Delta Strengthening Rapidly
10/06/2020, 7:48 am EDTWhy Strongest Wind Field Was North And West Of Delta At Landfall
10/11/2020, 8:32 am EDTHighlight: Western U.S. drought will shift eastward across the southern states, Black Sea drought shifts southeastward, Australia turns wetter and Paraguay drought worsens.
Fig. 1: The NOAA/CPC soil moisture ranking percentile valid September 2020 with Climate Impact Company annotated 3-month trend.
September 2020 global soil moisture trend: One of the most dramatic signatures is the North America drought which encompasses the western U.S. and eastern Canada (Fig. 1). Regional warm SSTA caused the dryness. The “warm blob” in the northeast Pacific is linked to an upper ridge pattern turning Alaska drier, intensifying the western North America drought and allowing that drought to extend eastward reaching Iowa. Warm SSTA in the western North Atlantic basin once again enabled a summertime upper ridge pattern worsening East Canada to New England drought.

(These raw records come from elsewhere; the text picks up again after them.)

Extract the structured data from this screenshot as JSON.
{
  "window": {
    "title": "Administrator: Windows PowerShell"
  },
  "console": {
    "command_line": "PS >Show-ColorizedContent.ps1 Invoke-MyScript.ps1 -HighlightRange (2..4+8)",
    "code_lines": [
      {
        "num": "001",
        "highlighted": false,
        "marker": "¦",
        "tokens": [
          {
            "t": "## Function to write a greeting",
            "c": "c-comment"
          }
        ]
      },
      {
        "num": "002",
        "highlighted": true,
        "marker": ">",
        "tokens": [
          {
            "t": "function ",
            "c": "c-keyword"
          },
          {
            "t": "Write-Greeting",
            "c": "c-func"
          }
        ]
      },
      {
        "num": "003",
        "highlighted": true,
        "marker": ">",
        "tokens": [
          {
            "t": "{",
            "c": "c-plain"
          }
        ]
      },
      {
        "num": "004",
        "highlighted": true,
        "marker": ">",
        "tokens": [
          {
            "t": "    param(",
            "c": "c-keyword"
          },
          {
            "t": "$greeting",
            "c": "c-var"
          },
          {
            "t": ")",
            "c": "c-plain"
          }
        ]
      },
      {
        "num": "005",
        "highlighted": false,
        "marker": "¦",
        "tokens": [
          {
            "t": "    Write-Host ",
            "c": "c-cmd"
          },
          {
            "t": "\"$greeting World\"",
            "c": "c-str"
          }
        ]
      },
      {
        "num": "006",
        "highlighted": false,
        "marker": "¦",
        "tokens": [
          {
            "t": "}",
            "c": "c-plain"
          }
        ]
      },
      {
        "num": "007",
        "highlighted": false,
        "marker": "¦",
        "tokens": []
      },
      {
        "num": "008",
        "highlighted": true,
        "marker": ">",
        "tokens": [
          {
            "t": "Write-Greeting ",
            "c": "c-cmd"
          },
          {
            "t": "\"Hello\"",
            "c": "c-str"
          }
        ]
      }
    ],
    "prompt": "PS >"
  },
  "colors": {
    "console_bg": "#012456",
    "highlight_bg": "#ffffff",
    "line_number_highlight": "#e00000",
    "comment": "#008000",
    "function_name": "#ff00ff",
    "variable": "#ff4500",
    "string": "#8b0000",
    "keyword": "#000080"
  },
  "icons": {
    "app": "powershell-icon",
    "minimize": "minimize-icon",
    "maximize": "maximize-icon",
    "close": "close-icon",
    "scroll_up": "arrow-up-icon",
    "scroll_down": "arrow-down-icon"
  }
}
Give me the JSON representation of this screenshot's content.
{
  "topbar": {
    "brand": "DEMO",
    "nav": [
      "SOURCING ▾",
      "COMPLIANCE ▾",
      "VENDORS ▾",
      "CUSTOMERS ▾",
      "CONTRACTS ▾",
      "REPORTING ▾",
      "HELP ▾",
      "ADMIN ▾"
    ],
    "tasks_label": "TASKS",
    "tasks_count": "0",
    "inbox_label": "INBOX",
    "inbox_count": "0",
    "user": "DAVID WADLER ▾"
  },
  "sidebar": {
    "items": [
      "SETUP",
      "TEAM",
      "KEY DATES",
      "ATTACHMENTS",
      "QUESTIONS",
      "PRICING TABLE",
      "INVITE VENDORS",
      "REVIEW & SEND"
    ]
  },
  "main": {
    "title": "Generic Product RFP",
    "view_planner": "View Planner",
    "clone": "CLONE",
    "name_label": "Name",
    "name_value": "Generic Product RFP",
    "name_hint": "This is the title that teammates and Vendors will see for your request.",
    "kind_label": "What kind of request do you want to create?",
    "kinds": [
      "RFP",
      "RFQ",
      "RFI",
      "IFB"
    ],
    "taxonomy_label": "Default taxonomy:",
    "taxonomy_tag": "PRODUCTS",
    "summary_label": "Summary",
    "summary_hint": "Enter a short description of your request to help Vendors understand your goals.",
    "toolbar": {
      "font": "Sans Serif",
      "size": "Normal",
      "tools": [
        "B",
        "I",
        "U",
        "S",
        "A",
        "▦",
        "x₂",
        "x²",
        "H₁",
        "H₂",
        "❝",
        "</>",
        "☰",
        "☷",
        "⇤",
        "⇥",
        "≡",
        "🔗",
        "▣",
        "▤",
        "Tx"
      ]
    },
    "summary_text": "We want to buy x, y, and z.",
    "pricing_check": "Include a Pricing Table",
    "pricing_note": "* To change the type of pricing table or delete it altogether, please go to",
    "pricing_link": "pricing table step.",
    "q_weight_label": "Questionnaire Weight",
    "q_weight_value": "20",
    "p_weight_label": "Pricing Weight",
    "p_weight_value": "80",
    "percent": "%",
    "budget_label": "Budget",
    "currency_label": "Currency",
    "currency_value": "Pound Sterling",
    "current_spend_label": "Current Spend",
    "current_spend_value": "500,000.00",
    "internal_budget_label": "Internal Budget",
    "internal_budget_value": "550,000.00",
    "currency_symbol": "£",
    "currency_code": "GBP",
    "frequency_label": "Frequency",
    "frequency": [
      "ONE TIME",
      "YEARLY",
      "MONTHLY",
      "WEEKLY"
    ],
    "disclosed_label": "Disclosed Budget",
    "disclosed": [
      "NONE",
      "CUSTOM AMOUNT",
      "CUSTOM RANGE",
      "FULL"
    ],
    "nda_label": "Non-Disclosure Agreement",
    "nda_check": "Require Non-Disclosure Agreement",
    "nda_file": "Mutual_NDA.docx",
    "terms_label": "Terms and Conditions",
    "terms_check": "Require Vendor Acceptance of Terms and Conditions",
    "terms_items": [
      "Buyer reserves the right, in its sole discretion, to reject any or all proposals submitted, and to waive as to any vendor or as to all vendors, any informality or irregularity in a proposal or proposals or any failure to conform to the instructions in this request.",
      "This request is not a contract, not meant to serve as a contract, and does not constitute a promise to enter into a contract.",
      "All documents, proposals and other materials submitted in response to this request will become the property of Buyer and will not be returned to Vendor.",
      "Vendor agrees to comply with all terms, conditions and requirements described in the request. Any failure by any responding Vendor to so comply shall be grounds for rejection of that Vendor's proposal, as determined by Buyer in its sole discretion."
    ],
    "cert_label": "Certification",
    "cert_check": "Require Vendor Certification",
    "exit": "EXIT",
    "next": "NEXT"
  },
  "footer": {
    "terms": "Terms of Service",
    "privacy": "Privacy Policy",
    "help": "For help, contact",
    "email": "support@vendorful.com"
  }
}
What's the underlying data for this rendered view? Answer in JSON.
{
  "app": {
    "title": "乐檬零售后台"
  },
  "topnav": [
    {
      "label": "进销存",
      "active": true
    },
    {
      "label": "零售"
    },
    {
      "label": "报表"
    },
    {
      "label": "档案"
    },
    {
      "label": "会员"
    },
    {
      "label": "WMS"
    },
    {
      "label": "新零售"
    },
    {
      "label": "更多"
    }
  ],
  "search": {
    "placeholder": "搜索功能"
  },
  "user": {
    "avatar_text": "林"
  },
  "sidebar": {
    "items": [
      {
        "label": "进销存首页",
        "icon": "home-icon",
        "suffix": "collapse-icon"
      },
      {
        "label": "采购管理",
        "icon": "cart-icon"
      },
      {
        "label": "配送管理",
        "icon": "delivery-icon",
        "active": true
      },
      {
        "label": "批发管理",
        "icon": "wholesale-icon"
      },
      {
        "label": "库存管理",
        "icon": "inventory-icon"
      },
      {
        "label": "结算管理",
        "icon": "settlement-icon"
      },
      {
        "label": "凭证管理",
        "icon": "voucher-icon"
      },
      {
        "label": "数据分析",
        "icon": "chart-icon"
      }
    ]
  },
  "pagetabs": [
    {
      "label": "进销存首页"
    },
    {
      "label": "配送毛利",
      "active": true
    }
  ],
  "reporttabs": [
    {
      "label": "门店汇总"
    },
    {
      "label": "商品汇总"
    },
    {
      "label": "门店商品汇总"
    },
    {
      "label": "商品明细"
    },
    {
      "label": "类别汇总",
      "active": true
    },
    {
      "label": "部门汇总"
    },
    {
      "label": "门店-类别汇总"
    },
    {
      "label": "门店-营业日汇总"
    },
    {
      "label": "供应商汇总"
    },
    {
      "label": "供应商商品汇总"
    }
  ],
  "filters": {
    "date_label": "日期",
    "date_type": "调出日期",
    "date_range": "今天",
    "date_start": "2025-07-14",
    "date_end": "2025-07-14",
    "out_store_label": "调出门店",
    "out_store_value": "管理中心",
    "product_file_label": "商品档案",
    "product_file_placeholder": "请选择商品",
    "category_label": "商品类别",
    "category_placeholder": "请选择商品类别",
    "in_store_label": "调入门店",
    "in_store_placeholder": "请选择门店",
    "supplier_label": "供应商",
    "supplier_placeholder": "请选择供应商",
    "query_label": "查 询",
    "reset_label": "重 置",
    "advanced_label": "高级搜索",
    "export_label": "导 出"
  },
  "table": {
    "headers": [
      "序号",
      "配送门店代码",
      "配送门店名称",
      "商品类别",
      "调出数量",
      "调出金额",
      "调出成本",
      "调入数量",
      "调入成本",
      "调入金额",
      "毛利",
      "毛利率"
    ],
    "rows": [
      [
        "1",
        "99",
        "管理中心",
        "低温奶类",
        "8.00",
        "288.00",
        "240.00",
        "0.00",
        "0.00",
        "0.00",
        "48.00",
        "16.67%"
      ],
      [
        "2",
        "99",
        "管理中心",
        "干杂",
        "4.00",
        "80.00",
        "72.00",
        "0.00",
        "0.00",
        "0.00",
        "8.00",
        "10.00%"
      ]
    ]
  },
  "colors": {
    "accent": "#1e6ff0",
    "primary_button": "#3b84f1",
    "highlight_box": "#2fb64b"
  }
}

Across Eurasia a late summer upper ridge pattern caused drought to emerge and strengthen in the Black Sea region extending northeastward to Central Russia. Occasionally, an upper ridge pattern extended northward from North Africa to turn France drier. U.K. to northern Europe turned wetter. Probably the most fantastic soil moisture regime entering quarter 4 of 2020 is the widespread wet soils across southern and eastern Asia. The primary contributor to the wet climate in this vast region is anomalous warm SSTA patterns in the Indian Ocean and western Pacific basin.
To the south of the convective rains soaking south and east Asia a drought pattern lingers in far Southeast Asia. In the southern hemisphere, despite a developing La Nina a dry soil regime redeveloped in southwest and northeast Australia. La Nina usually brings a wet climate for Australia. The wet soil regime in southern Asia expanded westward across tropical Africa during late Q3 of 2020.
Finally, drought conditions worsened from Paraguay to central Brazil and northwestward to Venezuela the past several months. A wetter regime was observed across Peru. The southern half of Argentina was much wetter.
September 2020 global SSTA: Global SSTA was much warmer than normal during September 2020 lead by extremely warm SSTA across the Indian Ocean, Western Pacific Ocean and the northeast Pacific where the “warm blob” was 3rd warmest on record (Fig. 2). The western North Atlantic basin was also very warm. The warm SSTA in the Indian Ocean/West Pacific enabled a wet climate causing widespread wet soil moisture. The northwest North Atlantic basin warm SSTA enabled a high pressure ridge that dried out Eastern Canada.
La Nina emerged in September 2020 and in the Indian ocean the warm SSTA is shifting eastward, a sign of a developing negative phase of the Indian ocean Dipole. Departing the southern hemisphere cold season a large area of cool SSTA emerged southeast of Africa. East of Australia a large area of warm SSTA persists.
The Q4 2020 outlook indicates La Nina strengthens and weak -IOD may emerge.
Fig. 2: The global SSTA analysis for September 2020 and primary regions of influence on climate are identified.
Fig. 3: The NOAA/CPC soil moisture ranking percentile valid September 2020 with Climate Impact Company annotated 3-month forecast.
The quarter 4 of 2020 global soil moisture forecast trend: A developing La Nina is a dominant force on the quarter 4 of 2020 global precipitation pattern and influence on soil moisture (Fig. 3). After tropical cyclone season has finished expect the western U.S. drought to expand eastward across the southern half of the U.S. La Nina will cause Southwest Canada and the Northwest U.S. to turn wet.
In South America the La Nina influence is strong and includes a wet pattern ending the northwest South America drought. Also likely is a wet pattern over East Brazil but dryness worsens from Paraguay and vicinity into northeast Argentina to Uruguay. The Chilean drought re-intensifies.
The dry pattern in the Black Sea region to Central Russia eventually eases while the causal high pressure zone shifts south and causes dryness Turkey and eastward. Meanwhile open waters south of the polar vortex enables widespread above normal precipitation across Northern Russia.
The La Nina pattern turns China to Japan much drier – the first dry climate of this year for those regions. However, La Nina will soak Indonesia and Australia to finish 2020.
A weak -IOD pattern will cause East Africa to turn dry.